Dean was never going to let me be myself. And it took me a long time to wake up to that, and also to realize that, somehow, I had accepted it to the point where I no longer knew exactly what or who I was.
What I actually wanted.
“You wanted to get out of your old job for a while?” Nate asks. He’s leaning against one of the French doors, eyes on me.
“I think so. Yes. Even though, at the time, I wasn’t aware of it myself. Dean used to say it wasn’t the right time… that I should be happy to even have a job with something as useless as an art history degree.” I shake my head, and mortification makes it hard to find the words. I’m still embarrassed over what Nate had just witnessed. What he understood. “Dean took care of so many things. It was his nice apartment I moved into. And his money that bought groceries. He loved to… throw that in my face. Sometimes. And I took it.”
Nate’s voice is soft. “He did what?”
I bury my face in my hands. “Oh God. It’s so embarrassing to say it out loud, now that I’m away from it all.”
“It’s not embarrassing,” Nate says. His voice is sharp. “It’s a lot of things, but that word is very far off target.”
“He made me feel like I owed him. All the time,” I say. “Like his word was the final word, like it was either do it his way… or no way. Did you know that his mother picked out my wedding dress?”
Nate’s eyes narrow. “You weren’t allowed to choose your own dress?”
“Oh, I tried to. But in the end, it was heavily encouraged for me to go with a more traditional option.” I laugh weakly. “That’s the one thing I won’t insist on paying half for. It wasn’t my choice.”
Nate crosses his arms over his chest, the wineglass in his left hand. His jaw clenched.
He looks angry.
I hadn’t anticipated that.
“And Dean knew all of that,” he says.
“Yeah. I think it all came from him. The last straw, the thing that told me I couldn’t stay another day was… It’s so awful to say.”
“I’m listening,” he says quietly.
“I overheard him saying something on the phone. He didn’t even try to hide it, to be fair. Somehow that felt terrible? He thought I wouldn’t care when he told someone that my career would be over after the wedding, or at the very least, when we had kids. He called my art degree decorative.”
Nate makes a low, hoarse sound. “Fuck. I’m so sorry.”
“Looking back on it, he’d made that position clear before, but he’d never said it. Not like that. And I realized he didn’t think I was capable of anything, not of my job, or of earning my own money, and definitely didn’t respect me. At all. That word, decorative, really pushed me over the limit, at any rate.”
“Broke the camel's back,” Nate says. He shakes his head slowly, his jaw tense. “You left that day?”
I nod. “Yes. I wanted out of his cage, and all the strings he attached to everything, every exchange between us. That’s what—shoot!”
The water boils over.
I spring to my feet and race to the stove. Put my glass down. “The pasta won’t be very al dente, I’m afraid!”

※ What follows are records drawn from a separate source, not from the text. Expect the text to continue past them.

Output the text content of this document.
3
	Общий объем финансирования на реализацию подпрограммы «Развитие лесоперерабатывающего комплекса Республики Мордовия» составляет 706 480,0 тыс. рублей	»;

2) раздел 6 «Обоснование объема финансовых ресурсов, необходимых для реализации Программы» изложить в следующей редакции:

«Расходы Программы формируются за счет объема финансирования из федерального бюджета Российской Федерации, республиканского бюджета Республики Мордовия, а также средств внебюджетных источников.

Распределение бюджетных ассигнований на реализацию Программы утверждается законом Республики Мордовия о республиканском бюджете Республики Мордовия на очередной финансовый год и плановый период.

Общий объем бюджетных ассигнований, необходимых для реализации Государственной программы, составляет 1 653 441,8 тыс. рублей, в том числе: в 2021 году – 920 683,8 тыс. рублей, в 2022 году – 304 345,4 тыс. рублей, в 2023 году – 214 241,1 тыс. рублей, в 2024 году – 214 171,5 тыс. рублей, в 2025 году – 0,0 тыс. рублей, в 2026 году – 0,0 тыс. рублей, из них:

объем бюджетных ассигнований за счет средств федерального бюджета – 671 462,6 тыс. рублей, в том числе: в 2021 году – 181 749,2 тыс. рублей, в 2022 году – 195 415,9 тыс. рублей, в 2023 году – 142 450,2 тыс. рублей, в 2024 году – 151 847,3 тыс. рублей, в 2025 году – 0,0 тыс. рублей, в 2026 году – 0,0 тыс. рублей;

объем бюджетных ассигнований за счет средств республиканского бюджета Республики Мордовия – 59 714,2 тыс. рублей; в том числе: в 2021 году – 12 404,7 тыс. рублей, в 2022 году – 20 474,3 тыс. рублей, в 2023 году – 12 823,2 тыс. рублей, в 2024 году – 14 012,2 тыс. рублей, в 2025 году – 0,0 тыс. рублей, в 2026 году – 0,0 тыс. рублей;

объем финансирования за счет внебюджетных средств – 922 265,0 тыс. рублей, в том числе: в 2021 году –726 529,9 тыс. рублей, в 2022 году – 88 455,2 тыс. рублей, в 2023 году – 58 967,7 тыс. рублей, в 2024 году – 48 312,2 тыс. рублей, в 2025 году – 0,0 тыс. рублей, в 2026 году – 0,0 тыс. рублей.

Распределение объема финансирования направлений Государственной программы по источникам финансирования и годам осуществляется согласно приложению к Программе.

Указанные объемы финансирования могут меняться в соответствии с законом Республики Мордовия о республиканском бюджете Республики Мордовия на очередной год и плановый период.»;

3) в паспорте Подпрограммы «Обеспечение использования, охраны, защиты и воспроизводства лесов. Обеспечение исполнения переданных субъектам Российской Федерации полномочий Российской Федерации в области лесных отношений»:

“It will be delicious,” Nate says. He’s followed me, his voice closer by. Anger still laced through his tone. But now it has a hesitant note in it. “You know that there aren’t and never will be any strings with me, right?”
I look down at the pasta and feel another kind of blush creeping up my cheeks. With me. We haven’t discussed… what we are. Not yet.
But the way he said it…
“I know,” I say. “Trust me, you’re nothing like Dean.”
He brushes my hair away from the back of my neck, and then there’s a pair of lips against the hot skin at my nape. His hands glide over my hips.
“In one way,” he murmurs, his lips trailing down my bare shoulder, “we are very much alike. He had great taste in women.”
I close my eyes at the sensation. “Is that a compliment, Connovan?”